SEC Endorses Amendments to ‘Names Rule’: Implications for Businesses and Legal Firms

On September 20, 2023, the US Securities and Exchange Commission (SEC) endorsed amendments to Rule 35d-1, colloquially referred to as the “names rule,” under the auspices of the Investment Company Act of 1940 (hereafter, 1940 Act). This decision was reached with a notable 4-1 margin favouring the changes.

As per these new amendments, the scope of the Rule has seen considerable expansion. Still, worth noting is the Introduction of relaxed compliance requirements compared to those initially proposed. This move aims to make the application of the rule more flexible and applicable to an extensive range of scenarios.

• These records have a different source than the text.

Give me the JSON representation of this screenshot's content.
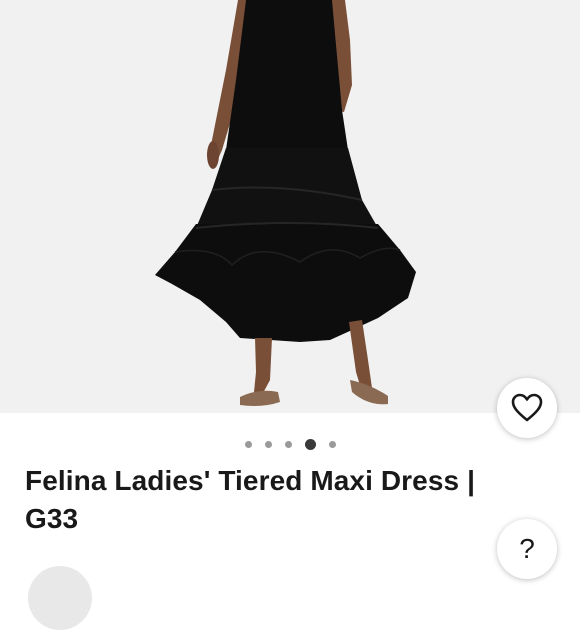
{
  "product": {
    "title": "Felina Ladies' Tiered Maxi Dress | G33"
  },
  "gallery": {
    "image_count": 5,
    "active_index": 3
  },
  "actions": {
    "favorite_icon": "heart-outline-icon",
    "help_label": "?"
  },
  "colors": {
    "background": "#ffffff",
    "image_bg": "#f1f1f1",
    "text": "#191919",
    "dress": "#0d0d0d"
  }
}
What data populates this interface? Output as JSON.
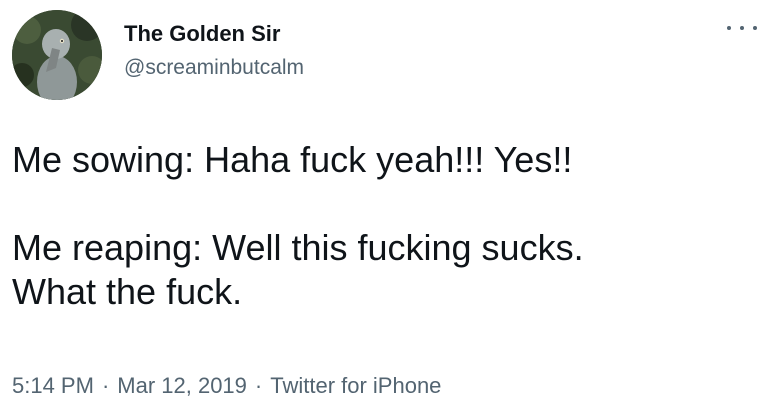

The “names rule” is of particular significance in the corporate legal sphere as it dictates the circumstances under which a company may name itself or advertise. Companies must comply with these rules to avoid facing legal complications. Consequently, the expansion of this rule comes with major implications for businesses and law firms alike.

Simultaneously, the relaxing of some compliance requirements can potentially offer organizations more room to manoeuvre in terms of brand identity and marketing tactics, a factor that will likely be appreciated by creative departments around the globe.

While these shifts may not noticeably impact the daily routines of legal professionals, they should be part of their awareness when dealing with related cases. Understanding the changes to this rule will be critical to securing business interests and providing effective legal guidance to clients navigating the complexities of the corporate legal landscape under the updated “names rule.”

Therefore, it is essential for all relevant stakeholders to familiarize themselves with these changes and evaluate their potential impact on current and future business practices.